After months of partisan haggling and finger-pointing, the Senate is scheduled to vote today on a bill that would keep interest rates on college student loans from doubling. Actually, the rate already has doubled — from 3.4 percent to 6.8 percent — because Congress missed a June 30 deadline to avoid an automatic increase in borrowing costs that was scheduled to kick in if lawmakers didn't act. Now senators and representatives are rushing to play catch-up before students report to campus, in hopes that they won't be blamed for yet another failure to act in the national interest.
Averting a sudden, 100 percent hike on loan rates should have been a no-brainer all along for lawmakers in both parties. But such is the gridlock in Congress that even such a relatively simple fix was enough to grind the machinery of government nearly to a halt — and deprive thousands of students of the opportunity to continue their education.
There's no reason Congress couldn't have gotten this done months ago if lawmakers had been less interested in scoring ideological points than in doing what was necessary to ensure that an opportunity didn't slip from the grasp of millions of students who see getting higher education as a pathway to a better life. The government should be doing everything possible to help them achieve their dreams, not putting obstacles in their way, especially when the cost of college is going through the roof.
Liberal critics complain, not without reason, that this measure sells out future students at the expense of current ones. Interest rates on federally subsidized student loans would be related to the 10-year Treasury note, an index proposed by a bipartisan group of senators as well as by President Barack Obama. That means rates will remain low — less than 4 percent for undergraduates — so long as interest rates remain low. But if the economy improves and interest rates rise, as economists and congressional budget analysts expect, the rates will rise. The legislation caps rates at 8.25 percent for undergraduates (and 9.5 percent and 10.5 percent, respectively, for graduate students and parents), meaning that future students may wind up paying even more than the doomsday rates that Congress is seeking to avoid today. Effectively, the bill pays for keeping rates low now by letting them rise later.
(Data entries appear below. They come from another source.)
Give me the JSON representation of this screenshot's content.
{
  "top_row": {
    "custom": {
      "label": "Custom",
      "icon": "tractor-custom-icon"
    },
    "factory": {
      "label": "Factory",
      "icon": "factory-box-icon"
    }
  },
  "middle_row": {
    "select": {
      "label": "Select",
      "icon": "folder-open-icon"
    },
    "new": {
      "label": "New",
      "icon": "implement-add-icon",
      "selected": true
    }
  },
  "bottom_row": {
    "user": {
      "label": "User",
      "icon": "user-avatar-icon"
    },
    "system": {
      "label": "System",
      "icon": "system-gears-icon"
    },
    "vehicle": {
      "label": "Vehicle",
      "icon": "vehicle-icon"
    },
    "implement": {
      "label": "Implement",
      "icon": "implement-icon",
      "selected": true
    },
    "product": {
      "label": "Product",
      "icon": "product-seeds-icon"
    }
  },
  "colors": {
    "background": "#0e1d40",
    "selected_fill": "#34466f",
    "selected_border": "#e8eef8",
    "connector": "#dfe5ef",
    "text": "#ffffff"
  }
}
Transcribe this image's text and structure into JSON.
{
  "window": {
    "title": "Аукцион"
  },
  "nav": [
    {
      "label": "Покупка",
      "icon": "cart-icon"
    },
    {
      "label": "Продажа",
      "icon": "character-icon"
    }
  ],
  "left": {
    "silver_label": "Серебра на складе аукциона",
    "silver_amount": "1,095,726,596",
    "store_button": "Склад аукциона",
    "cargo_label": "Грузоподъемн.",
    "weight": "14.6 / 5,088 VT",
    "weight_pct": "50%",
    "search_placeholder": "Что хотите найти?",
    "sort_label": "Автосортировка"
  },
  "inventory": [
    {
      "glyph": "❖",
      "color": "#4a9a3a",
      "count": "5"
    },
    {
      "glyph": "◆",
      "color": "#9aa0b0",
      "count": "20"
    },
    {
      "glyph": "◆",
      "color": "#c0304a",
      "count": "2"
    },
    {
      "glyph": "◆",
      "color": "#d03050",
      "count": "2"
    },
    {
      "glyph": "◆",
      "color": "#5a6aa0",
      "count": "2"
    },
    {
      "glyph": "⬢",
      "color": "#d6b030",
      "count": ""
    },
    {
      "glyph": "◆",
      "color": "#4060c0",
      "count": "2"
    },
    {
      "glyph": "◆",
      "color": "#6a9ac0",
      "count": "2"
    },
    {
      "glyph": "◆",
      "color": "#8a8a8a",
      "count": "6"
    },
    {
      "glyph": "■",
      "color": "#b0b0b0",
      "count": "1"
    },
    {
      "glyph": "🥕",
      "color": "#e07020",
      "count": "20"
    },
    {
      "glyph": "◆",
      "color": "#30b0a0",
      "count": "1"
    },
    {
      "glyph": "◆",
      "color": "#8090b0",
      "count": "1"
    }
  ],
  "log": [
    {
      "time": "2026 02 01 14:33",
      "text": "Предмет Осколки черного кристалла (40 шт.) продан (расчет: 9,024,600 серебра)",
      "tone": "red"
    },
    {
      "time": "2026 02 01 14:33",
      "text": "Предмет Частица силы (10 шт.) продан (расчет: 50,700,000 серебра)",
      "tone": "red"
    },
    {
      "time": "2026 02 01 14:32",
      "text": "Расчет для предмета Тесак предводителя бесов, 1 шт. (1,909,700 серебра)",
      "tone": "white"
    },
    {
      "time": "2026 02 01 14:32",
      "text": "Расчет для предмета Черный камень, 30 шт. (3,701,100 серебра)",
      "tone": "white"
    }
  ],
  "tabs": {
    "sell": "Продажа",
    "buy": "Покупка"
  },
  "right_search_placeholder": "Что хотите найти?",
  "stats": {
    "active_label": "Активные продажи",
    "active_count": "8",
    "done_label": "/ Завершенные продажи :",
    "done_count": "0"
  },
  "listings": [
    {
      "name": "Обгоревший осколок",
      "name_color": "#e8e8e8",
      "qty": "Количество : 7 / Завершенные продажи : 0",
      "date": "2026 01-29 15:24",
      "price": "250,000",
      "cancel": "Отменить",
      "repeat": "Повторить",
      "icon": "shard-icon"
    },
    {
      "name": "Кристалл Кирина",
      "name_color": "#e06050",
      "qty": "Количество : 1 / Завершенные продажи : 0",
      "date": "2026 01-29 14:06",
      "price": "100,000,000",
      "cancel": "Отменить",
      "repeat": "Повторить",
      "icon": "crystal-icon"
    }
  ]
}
Nonetheless, the compromise is better than doing nothing. Students and their parents need some protection against a precipitous increase like the one that would otherwise go into effect. But this cannot be the end of the story when it comes to the price of higher education. Even if this measure passes the GOP-controlled House and is signed into law, Congress will still have a long way to go toward solving the larger problem of making a college eduction affordable for all those who seek it.
U.S. college students are already carrying a staggering $1 trillion in student loan debt, and that figure shows no sign of abating as long as tuition, fees and other costs continue to rise. According to the National Center for Education Statistics, the average cost for tuition and room and board for a student at a four-year college has risen by 35 percent when accounting for inflation in the last decade. In the 2010-2011 school year, the last for which data are available, the average cost was $21,657, only about a quarter of which could be covered by the subsidized student loans at the center of the current congressional debate.
Making college more affordable indisputably benefits society. College graduates can expect to earn at least twice what students with only a high school diploma make over the course of their careers, and that greater earning potential translates into more disposable income to spur growth in an economy largely driven by consumer spending. It also means more tax revenue for the government to invest in infrastructure, education and other public services.
But achieving that is going to take action much more inspiring than Congress' recent stumble toward a compromise on Stafford loans. President Obama has twice raised the issue of ever-increasing college costs in his State of the Union addresses, suggesting that the federal government should create a post-secondary version of his Race to the Top education initiative to foster efforts to increase value and even raising the idea that federal accreditation could be linked to colleges' efforts to contain costs. Congress has done next to nothing in response. Backers of the student loan interest rate compromise say it will save the average borrower $1,500 in interest costs. Unfortunately, that's a drop in the bucket compared to the price of a higher education.